O Venerável Mestre e a Liderança
O Venerável Mestre é um dos cargos mais importantes da Maçonaria, pois é ele quem dirige as lojas Simbólicas que são o alicerce da instituição. É ele o incumbido de representar a loja e a maçonaria como um todo. Sendo assim ele é um líder da instituição.
E a palavra líder é originária do inglês “leader” que por sua vez vem do antigo Celta e cujo significado é: pessoa que vai à frente para guiar, mostrar o caminho e que precede ou dirige qualquer acção, opinião ou movimento.
Sendo o Venerável um líder ele tem que exercer a liderança que nada mais é que a capacidade de influenciar pessoas a cooperar no logro de um objectivo que considere desejável.
Para isso o Venerável Mestre pode utilizar três métodos de liderança: a coacção, a sugestão e a persuasão.
A coacção é o domínio pela imposição, ela é observada em loja quando o Venerável usando regularmente as suas prerrogativas legais e toma decisões em nome da loja sem consultar os membros da mesma.
A sugestão é o método que utiliza o sentimento da vaidade dos irmãos. O Venerável consegue manter um bom clima na loja quando ele conhece os sentimentos legítimos dos irmãos.
Este método é como um pai que elogia o desempenho escolar de um filho, e isso faz com que o desempenho do filho seja cada vez melhor, ou da sua esposa com os trabalhos do lar que envaidecida se esmera cada vez mais. A sugestão é portanto um método bastante subtil de liderança, muito eficaz e inteligente.
Já a persuasão é a liderança através do entusiasmo com que tenta contagiar os Irmãos. O Venerável que utiliza esta técnica tem que estar convicto do seu conhecimento maçónico para influenciar toda a loja.

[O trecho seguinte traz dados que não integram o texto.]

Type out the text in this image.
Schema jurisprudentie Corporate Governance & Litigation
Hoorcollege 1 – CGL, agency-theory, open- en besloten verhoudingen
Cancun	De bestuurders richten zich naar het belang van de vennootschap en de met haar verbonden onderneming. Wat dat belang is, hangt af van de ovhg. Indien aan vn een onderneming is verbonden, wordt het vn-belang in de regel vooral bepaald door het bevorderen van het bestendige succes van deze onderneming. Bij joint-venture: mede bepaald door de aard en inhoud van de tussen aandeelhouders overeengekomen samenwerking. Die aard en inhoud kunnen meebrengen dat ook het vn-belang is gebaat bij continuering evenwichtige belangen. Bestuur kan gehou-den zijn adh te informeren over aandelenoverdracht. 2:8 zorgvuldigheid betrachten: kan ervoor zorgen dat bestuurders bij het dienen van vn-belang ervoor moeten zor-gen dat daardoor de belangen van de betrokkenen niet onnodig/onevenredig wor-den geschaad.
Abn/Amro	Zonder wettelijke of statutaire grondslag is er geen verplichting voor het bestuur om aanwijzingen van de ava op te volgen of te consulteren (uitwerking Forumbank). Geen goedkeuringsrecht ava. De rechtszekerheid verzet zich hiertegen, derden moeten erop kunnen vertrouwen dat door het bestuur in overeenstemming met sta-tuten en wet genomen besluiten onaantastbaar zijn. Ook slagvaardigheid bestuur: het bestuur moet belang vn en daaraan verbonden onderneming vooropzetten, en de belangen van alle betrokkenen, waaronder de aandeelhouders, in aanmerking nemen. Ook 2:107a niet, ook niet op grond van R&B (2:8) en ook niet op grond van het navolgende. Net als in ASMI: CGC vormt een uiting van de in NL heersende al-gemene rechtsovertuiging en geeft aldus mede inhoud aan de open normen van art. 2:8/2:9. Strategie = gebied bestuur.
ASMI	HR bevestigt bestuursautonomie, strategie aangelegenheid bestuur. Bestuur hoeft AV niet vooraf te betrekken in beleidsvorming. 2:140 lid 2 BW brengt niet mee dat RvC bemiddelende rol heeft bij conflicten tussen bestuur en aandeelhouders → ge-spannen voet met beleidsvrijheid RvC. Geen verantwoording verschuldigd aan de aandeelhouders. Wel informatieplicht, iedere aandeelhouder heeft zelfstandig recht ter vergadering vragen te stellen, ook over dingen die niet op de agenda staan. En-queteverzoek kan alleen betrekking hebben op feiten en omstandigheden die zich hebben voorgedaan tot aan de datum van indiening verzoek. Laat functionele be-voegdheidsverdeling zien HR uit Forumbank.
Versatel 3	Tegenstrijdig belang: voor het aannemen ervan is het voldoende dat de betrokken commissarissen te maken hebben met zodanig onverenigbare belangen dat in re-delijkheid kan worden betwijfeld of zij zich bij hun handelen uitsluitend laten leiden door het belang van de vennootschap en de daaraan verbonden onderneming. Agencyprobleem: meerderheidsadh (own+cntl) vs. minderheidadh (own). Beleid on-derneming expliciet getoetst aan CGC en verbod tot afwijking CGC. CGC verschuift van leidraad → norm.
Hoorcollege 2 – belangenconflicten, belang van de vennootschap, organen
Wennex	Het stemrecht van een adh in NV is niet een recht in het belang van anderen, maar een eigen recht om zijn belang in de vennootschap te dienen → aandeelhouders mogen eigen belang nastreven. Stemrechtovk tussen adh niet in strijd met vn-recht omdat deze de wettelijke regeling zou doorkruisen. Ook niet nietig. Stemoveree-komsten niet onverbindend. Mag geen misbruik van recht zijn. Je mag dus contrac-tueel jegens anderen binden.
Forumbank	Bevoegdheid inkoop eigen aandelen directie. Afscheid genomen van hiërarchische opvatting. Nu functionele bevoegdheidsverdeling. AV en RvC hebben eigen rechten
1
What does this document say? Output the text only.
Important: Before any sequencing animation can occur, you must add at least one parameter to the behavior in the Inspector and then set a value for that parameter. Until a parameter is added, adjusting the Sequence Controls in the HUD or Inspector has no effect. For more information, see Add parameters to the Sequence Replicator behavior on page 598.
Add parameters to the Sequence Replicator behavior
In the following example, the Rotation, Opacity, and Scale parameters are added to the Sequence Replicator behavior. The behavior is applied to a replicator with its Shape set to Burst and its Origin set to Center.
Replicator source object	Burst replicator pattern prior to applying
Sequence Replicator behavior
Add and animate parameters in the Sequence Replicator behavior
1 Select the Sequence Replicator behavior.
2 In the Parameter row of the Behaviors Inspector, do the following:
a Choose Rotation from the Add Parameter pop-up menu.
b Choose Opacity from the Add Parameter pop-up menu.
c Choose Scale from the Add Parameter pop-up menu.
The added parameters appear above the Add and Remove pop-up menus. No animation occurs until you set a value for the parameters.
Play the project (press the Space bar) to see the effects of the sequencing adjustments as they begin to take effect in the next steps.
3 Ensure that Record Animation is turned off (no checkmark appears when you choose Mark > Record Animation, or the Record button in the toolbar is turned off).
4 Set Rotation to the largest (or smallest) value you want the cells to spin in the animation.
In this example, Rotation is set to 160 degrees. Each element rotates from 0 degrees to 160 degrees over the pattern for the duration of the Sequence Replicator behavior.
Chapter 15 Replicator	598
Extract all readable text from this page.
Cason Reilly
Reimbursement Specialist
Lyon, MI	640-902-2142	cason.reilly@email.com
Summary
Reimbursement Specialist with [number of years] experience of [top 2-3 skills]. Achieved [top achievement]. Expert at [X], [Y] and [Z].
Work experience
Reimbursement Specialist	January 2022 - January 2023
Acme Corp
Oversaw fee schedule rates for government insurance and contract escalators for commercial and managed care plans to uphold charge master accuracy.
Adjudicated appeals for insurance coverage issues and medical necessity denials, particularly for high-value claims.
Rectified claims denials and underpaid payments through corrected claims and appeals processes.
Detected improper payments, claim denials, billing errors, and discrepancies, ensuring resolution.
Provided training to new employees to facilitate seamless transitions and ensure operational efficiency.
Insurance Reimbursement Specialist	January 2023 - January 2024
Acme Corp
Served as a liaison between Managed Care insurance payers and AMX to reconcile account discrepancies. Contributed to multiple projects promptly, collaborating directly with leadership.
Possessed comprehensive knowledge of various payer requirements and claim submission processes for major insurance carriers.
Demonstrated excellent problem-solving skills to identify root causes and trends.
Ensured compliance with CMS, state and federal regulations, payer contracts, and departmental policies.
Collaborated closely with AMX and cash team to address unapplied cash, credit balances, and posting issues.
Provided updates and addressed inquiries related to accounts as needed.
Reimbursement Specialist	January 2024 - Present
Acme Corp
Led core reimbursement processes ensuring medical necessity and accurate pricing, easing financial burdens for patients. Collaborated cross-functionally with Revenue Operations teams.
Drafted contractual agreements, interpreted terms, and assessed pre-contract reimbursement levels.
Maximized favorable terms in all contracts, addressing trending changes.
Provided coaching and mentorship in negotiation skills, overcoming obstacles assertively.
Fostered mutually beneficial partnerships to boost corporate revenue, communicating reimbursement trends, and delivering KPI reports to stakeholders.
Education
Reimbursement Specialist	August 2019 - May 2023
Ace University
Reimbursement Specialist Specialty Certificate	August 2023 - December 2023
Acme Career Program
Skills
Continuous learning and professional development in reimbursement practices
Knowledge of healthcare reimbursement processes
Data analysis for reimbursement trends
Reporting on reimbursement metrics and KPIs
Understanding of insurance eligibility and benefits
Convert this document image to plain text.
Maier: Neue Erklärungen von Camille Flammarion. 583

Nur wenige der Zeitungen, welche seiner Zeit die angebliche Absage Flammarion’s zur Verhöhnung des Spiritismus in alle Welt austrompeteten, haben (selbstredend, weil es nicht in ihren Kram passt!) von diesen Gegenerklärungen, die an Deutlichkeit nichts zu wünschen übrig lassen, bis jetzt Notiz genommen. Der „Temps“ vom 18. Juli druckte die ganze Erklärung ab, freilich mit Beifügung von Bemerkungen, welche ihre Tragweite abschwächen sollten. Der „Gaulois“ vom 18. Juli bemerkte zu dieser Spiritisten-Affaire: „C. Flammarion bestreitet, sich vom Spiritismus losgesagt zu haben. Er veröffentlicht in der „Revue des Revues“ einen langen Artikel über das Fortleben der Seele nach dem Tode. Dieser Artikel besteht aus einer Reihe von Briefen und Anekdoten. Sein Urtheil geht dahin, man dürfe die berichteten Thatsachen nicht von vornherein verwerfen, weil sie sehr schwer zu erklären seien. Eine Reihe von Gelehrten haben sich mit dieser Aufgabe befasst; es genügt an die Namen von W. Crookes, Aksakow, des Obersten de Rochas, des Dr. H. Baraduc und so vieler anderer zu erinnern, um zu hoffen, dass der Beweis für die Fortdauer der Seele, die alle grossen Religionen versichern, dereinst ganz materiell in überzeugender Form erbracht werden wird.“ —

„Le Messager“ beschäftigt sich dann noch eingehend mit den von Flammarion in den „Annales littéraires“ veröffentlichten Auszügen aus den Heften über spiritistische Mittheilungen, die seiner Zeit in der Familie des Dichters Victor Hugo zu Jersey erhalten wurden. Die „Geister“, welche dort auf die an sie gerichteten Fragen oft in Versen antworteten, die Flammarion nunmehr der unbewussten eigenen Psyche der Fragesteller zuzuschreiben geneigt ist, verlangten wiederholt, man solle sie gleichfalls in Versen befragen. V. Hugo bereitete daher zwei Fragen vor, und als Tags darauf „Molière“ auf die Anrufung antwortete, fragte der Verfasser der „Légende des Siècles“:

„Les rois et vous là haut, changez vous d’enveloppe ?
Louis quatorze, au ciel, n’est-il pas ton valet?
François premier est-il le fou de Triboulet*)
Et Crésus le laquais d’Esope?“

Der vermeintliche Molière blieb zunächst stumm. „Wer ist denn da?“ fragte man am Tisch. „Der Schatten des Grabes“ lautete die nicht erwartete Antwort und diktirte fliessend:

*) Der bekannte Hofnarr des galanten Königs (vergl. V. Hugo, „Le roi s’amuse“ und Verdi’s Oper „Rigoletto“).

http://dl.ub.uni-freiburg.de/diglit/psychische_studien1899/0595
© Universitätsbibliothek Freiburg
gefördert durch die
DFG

Esta técnica requer o diálogo e o acordo e por esse motivo torna-se mais difícil e desgastante para muitos Veneráveis. Mas é um método que respeita a ideia e a pessoa dos irmãos, que outro momento poderão também ser os líderes da loja.
Mas dificilmente um Venerável se isola no uso de uma das três técnicas. O exercício da liderança implica realmente o uso das três técnicas; porém, o bom Venerável deve utilizar as técnicas da seguinte forma:
- predominância da persuasão;
- ocasionalmente da sugestão e
- excepcionalmente da coacção.
O Venerável pode portanto ser autocrático para a loja, exercendo a liderança de forma centralizada, preocupado somente com os resultados, e mantendo um forte domínio sobre os irmãos. Geralmente utiliza-se de algum desprezo, é vaidoso, usa bastante a coacção, é centralizador e imprescindível, pois provavelmente “a Loja abate colunas na sua ausência, ou é mal conduzida”.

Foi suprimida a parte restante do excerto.